The inference of transformer-based large language models consists of two sequential stages: 1) a prefilling stage to compute the KV cache of prompts and generate the first token, and 2) a decoding stage to generate subsequent tokens. For long prompts, the KV cache must be computed for all tokens during the prefilling stage, which can significantly increase the time needed to generate the first token. Consequently, the prefilling stage may become a bottleneck in the generation process. An open question remains whether all prompt tokens are essential for generating the first token. To answer this, we introduce a novel method, LazyLLM, that selectively computes the KV for tokens important for the next token prediction in both the prefilling and decoding stages. Contrary to static pruning approaches that prune the prompt at once, LazyLLM allows language models to dynamically select different subsets of tokens from the context in different generation steps, even though they might be pruned in previous steps. Extensive experiments on standard datasets across various tasks demonstrate that LazyLLM is a generic method that can be seamlessly integrated with existing language models to significantly accelerate the generation without fine-tuning. For instance, in the multi-document question-answering task, LazyLLM accelerates the prefilling stage of the LLama 2 7B model by 2.34x while maintaining accuracy.
Paper Structure (13 sections, 1 equation, 7 figures, 2 tables)
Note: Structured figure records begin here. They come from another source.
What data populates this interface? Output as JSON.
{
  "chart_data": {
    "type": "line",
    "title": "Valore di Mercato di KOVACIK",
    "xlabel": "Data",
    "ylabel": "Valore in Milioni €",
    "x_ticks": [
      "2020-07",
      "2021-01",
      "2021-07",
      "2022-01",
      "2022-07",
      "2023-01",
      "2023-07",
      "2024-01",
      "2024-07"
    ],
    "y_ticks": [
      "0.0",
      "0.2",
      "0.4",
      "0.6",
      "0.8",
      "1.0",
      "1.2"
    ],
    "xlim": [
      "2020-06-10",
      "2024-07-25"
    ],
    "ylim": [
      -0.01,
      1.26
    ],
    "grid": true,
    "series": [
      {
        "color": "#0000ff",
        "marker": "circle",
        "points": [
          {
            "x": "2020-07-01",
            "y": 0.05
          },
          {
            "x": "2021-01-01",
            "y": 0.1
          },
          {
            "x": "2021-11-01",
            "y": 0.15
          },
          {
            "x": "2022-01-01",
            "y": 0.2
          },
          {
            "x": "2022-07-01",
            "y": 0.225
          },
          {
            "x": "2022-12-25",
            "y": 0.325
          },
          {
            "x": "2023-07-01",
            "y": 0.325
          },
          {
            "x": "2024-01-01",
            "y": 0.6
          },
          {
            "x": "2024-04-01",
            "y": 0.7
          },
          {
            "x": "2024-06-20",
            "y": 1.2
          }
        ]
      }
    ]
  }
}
This paper contains 13 sections, 1 equation, 7 figures, 2 tables.

Figures (7)

  • Figure 1: Prompt-based LLM inference can be divided into two sequential stages: prefilling and decoding. For long prompts, the first token generation during prefilling stage could be slow. As an example, for Llama 2 7B model touvron2023llama, on average, the time to generate the first token requires $21\times$ the walltime of each subsequent decoding step and accounts for $23\%$ of the total generation time in the LongBench benchmark.
  • Figure 2: We visualize the attention scores of input tokens in the prompt w.r.t. to the next token for each layer of Llama 2 7Btouvron2023llama. We also plot the distribution of the average attention score across all transformer layers. Result reveals that the attention scores of input tokens w.r.t. to the next token are very sparse, indicating that many tokens in the input prompt are redundant and can be safely removed without affecting the next token prediction.
  • Figure 3: Comparison between standard LLM and LazyLLM. Instead of computing the KV cache of all input tokens at the prefilling stage, LazyLLM only selectively computes the tokens that are important to the next token prediction, deferring the computation of remaining tokens to later steps. LazyLLM significantly optimizes TTFT by reducing the amount of computation during prefilling. Moreover, as some tokens in the prompt are never selected by LazyLLM during the whole generation process (even though theoretically the model could use all tokens in the prompt), LazyLLM also reduces the total amount of computation and accelerates the overall generation.
  • Figure 4: Overview of the LazyLLM framework. LazyLLM starts with the full context and progressively prunes tokens to gradually reduce the number of computations towards the end of the model. LazyLLM allows the model to select different subsets of tokens from the context in different generation steps, which is crucial to retaining the performance.
  • Figure 5: TTFT speedup vs. accuracy comparison for Llama 2 7B across different tasks.